Boeing KB-29P 44-83950, 2nd Air Refuelling Squadron, 2nd Bomb Wing, USAF, crashed at Carsphairn on the 7th July 1951
Joseph A. O’Leary | 1st Lieutenant | Pilot | Killed |
George Merrill Foote | 1st Lieutenant | Co-pilot | Killed |
Claude Jacques Hayden Jr | 1st Lieutenant | Navigator | Killed |
Noel M. Poppoff | Staff Sergeant | Engineer | Killed |
Tennant A. Metz | Captain | Radar Operator | Killed |
John B. Simpson | Corporal | Radio Operator | Killed |
John P. Finnegan | Corporal | Scanner | Killed |
Jack W. Kern | 1st Lieutenant | Boom Instructor | Killed |
Henry H. Hill | Technical Sergeant | Boom Operator | Killed |
Wallace L. Scott | Staff Sergeant | Boom Operator (u/t) | Killed |
Reginald Y. Russell | Corporal | Boom Operator (u/t) | Killed |
The aircraft had taken off from RAF Lakenheath in Suffolk at 09:17 (BST) for a Radar Navigation Flight which was to be followed by 4 hours of Air to Air refuelling practice with a Boeing B-50. At 11:03 the aircraft was in contact with the controller at Prestwick, having entered the Scottish Flight Information Region, the pilot reported they were at a altitude of ~14,500ft in visual conditions.

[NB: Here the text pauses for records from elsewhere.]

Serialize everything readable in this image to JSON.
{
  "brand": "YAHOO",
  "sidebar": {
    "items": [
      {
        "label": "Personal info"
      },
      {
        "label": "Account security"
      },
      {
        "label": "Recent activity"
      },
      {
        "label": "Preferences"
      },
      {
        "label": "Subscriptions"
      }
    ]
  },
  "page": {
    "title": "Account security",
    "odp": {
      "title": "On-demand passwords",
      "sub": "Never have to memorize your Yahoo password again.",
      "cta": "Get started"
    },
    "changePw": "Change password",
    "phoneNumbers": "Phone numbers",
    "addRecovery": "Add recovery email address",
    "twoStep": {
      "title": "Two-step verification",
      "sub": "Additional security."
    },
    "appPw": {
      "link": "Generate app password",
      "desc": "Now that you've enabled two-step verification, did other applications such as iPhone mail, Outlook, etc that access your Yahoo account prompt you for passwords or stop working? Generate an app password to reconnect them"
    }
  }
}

Only 7 minutes later the aircraft was seen be witnesses on the ground descending out of cloud at 1,500 to 2,000ft over Carsphairn on a NNW course. They stated that the engines sounded different to the aircraft which normally over-flew the area. The aircraft then turned onto a SE course before stalling and entering a spin from which it did not recover before impacted the ground in a deep gully at the edge of a field. The fuel tanks, containing an estimated 8,000 US Gallons exploded and completely destroyed the aircraft, scattering it over a considerable area.

The only real clue is the re-aligned section of wall and the remains of the original which was destroyed by the aircraft.